Committee of the Committees of Correspondence for Democracy – 2005-08-07 08:45:05
http://www.cc-ds.org
Statement of the National Executive Committee of the Committees of Correspondence for Democracy
on the 60th Anniversary of the Atomic Bombing of Hiroshima.
[The on-line version at
According to scholars, the bombs were dropped to shock Japan into immediate surrender and also to intimidate the Soviet Union. The bomb still continues to be used for intimidation of other countries, at the moment Iran and North Korea. A “Nuclear Posture Review” issued by the Bush administration in 2001 listed states against which the United States should be prepared to use nuclear weapons, among them Iran, Iraq, Libya, North Korea and Syria.

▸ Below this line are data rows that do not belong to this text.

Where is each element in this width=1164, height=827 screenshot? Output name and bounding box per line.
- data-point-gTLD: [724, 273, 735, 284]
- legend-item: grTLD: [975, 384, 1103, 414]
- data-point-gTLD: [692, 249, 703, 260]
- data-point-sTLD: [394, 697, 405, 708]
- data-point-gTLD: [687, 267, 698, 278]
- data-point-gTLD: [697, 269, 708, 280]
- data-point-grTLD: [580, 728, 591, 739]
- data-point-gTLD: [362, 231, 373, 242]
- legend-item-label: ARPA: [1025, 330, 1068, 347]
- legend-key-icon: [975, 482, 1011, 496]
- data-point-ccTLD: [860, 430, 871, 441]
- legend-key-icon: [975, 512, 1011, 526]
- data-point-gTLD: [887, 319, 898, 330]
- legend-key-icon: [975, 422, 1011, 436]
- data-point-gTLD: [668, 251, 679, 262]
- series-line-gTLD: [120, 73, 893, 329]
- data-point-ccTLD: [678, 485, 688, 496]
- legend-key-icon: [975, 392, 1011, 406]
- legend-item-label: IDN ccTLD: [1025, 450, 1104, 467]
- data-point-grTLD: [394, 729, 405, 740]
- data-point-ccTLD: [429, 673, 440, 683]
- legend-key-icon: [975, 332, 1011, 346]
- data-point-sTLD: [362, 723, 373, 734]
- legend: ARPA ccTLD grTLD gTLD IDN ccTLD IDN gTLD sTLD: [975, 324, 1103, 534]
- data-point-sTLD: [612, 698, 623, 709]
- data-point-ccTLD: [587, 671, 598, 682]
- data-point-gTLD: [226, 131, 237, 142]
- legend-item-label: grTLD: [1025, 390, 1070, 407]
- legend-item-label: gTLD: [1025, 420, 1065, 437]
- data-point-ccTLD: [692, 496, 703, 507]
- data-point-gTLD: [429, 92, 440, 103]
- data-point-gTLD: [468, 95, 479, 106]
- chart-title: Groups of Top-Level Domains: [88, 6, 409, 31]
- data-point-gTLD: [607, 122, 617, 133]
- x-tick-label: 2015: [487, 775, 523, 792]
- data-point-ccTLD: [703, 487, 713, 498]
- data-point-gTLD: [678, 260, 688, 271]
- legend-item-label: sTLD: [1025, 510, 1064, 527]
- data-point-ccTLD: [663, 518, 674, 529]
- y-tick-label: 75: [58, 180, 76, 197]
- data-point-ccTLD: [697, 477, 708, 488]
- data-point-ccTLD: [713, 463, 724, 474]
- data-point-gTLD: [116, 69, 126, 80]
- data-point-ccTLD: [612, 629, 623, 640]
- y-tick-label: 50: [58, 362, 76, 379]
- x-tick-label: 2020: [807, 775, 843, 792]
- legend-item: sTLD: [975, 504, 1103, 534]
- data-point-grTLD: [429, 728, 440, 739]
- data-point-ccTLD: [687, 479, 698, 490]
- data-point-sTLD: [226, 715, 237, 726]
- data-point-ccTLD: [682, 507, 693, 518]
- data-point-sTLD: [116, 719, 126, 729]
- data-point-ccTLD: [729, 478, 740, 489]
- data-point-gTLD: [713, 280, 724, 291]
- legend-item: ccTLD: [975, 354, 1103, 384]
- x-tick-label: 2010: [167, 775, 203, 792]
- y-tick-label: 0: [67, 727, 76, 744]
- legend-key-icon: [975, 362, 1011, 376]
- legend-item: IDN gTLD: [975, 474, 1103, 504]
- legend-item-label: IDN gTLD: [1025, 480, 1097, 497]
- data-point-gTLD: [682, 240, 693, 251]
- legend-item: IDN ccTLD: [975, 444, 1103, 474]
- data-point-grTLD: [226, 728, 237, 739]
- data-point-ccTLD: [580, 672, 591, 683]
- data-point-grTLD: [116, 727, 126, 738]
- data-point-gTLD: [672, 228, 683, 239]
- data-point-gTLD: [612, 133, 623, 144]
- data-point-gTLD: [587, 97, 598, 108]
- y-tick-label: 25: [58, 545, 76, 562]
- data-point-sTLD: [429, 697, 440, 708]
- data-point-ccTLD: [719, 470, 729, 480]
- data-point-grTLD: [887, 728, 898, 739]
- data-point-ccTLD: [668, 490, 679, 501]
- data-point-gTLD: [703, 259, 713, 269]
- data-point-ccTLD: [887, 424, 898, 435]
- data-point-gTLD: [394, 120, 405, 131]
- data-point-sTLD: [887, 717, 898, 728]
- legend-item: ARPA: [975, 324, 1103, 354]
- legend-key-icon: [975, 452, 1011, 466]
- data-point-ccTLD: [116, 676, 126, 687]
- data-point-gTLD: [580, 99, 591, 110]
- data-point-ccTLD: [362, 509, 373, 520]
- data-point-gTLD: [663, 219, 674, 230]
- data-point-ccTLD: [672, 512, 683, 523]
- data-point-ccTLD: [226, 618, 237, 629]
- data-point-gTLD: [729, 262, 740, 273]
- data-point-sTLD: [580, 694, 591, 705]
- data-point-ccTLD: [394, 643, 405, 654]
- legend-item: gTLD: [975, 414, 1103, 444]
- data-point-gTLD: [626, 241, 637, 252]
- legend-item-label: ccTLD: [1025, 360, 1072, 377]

As exemplified by Robert McNamera, the former defense secretary, there are elements within the ruling establishment who take a sober view of the nuclear weapons predicament. McNamara recognizes that it is counterproductive for the US to attempt regime change against certain states while at the same time demanding that they forego nuclear weapons. What he correctly foresees coming out of such efforts is stepped up proliferation of the bomb to additional countries.
The situation that McNamara seeks is one in which the countries that have the bomb manage to keep it, while the rest do without. He explicitly rejects the part of the Nuclear Non-Proliferation Treaty (Article 6) which requires the US and its allies to give up their own atomic weapons. We firmly disagree with him on Article 6.
Ban Atomic Weapons — Everywhere
We demand that atomic weapons be banned. Banned for everybody, including the United States. Anything less creates an unstable situation with inevitable attempts by those without to get into the Nuclear Club.
Article 6 of the Treaty is a potent weapon against proliferation, requiring all countries with the bomb to “pursue negotiations in good faith on effective measures relating to the cessation of the nuclear arms race at an early date and to nuclear disarmament….”
Long after the cold war, the US continues to deploy 6,000 strategic nuclear weapons, each of which, on average, has 20 times the destructive power of the one used against Hiroshima. Of these, 2,000 remain on high alert, allowing them to be launched within 15 minutes on order of the President. This absurd situation must end.
Banning the bomb would free humankind from great danger, but the task faces formidable problems. While the manufacture of new warheads ended early in the 1990s and the nuclear production complex has fallen into disrepair, the Bush administration has signaled its desire to revitalize the weapons infrastructure and develop new or modified warheads.
The number of people employed at production sites has fallen far from the cold war average of 120,000 and serious dangers remain from radioactive wastes and toxic chemicals. Nevertheless, local support for a return to weapons work makes up a powerful political force.
In terms of the US economy, renewed activity at the bomb plants is not even the main issue: In contrast to making the bomb during the cold war, whose cost was “only” $409 billion, the expense of deployment (missiles, planes, submarines, etc.) during the same time period came to $3.2 trillion!
From the beginning of the bomb project in 1940 until the present its total costs have come to almost $5.5 trillion.
The design, assembly, deployment and control of atomic weapons are an organic part of the U.S. economy. Getting rid of them will by no means be easy. But the benefits will be great.